Redundancy, waste and strategic drift
Project management expert Antonio Nieto-Rodriguez also championed CPOs in a recent Harvard Business Review article.
“Most organizations still don’t have one senior leader overseeing all the project activities in an organization, as we had with the chief operating officer,” he wrote. “Imagine if the manufacturing of electric cars had the sourcing of the components, the assembly and testing of the cars all answering to a different executive sponsor rather than a single COO. Redundancy, waste, and strategic drift would be rampant. Yet that’s how many organizations still run their projects.”
Nieto-Rodriguez believes that the primary responsibilities of a CPO are to drive major strategic projects in the organisation, streamline the project portfolio to accelerate growth and value creation, and deliver on sustainability and diversity.
That’s the theory then, but what of the practice?
Aimee Churchill was appointed to the new role of CPO of Canadian advertising agency Point Blank Creative six months ago.
“In addition to managing a team of project managers, coordinators and our creative resources director, I have a large focus on the overall company and project workflow experience around internal teams, resourcing and profitability,” she says.
“I have more accountabilities to the senior leadership team than in a PMO. My targets/KPIs range from increased project profitability, workflow efficiencies, project team experience, client experience, capacity mapping and resourcing, and sales. Is it worth it, do we have capacity for it?”
She reports directly to the CEO, meeting bi-weekly one on one.
“I feel the CPO role helps the C-suite understand and be more involved in company projects,” she says. “I have a better high-level view of how we are performing, where we have gaps, where we need to hire versus train and most importantly forecasting, so we can see any workflow or capacity issues before they become a bottleneck.”
There are downsides, however
“I'm no longer managing client projects myself. I have a large team and feel a bit removed from what they are experiencing day-to-day outside of what they tell me,” Churchill says.
Programme Manager Ian Koenig has more general concerns around the role.
“A new corporate team position would need to be more than a role description, clearly defining the legal accountabilities and responsibilities. It would have to identify how this would not overlap with current legal accountabilities,” he says.
“The generally poor performance of project management frustrates the C-suite, so we need to talk their language and harness their powers. Project and programme managers tend to rely on the sponsor or project executive to engage with the corporate team. Experienced project practitioners understand when and how to leverage the C-suite.
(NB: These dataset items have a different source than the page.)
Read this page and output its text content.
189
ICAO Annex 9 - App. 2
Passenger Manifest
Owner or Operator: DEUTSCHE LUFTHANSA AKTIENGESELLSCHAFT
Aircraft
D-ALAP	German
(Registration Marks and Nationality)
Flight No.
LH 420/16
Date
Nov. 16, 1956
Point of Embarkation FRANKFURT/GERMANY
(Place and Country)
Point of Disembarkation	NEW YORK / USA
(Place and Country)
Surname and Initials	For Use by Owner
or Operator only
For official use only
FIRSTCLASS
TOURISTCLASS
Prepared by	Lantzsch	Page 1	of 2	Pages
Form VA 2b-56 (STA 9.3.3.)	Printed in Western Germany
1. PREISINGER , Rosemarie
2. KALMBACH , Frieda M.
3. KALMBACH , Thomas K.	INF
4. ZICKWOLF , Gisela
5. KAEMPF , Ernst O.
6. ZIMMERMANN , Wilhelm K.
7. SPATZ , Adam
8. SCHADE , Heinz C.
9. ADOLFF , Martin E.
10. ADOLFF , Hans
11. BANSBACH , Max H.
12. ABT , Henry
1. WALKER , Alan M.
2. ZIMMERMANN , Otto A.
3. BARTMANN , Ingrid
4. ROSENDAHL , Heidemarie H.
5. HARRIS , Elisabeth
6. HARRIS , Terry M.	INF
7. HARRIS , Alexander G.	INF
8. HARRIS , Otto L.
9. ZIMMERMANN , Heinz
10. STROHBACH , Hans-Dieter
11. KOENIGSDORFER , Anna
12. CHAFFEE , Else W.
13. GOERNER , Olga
As such I believe it is not adding new entities on the C-suite which is needed but more effective use of project sponsors or programme executives.”
Dr Jones accepts that the overriding objective around CPOs is making the voice of project management heard more loudly in the boardroom.
“Perhaps the title isn’t that important. It is what happens at board level that really matters,” he says.
“Everyone is hastening to do things faster, cheaper and better, and the overall corporate project management capability is moving further into the spotlight. There is still a lot of hesitancy and uncertainty around the CPO position, and it will take between five and 10 years before it is more widely accepted as a role.
“But for those global, multi-disciplined, enterprise-oriented companies that require complex projects for profit, it could be an answer.”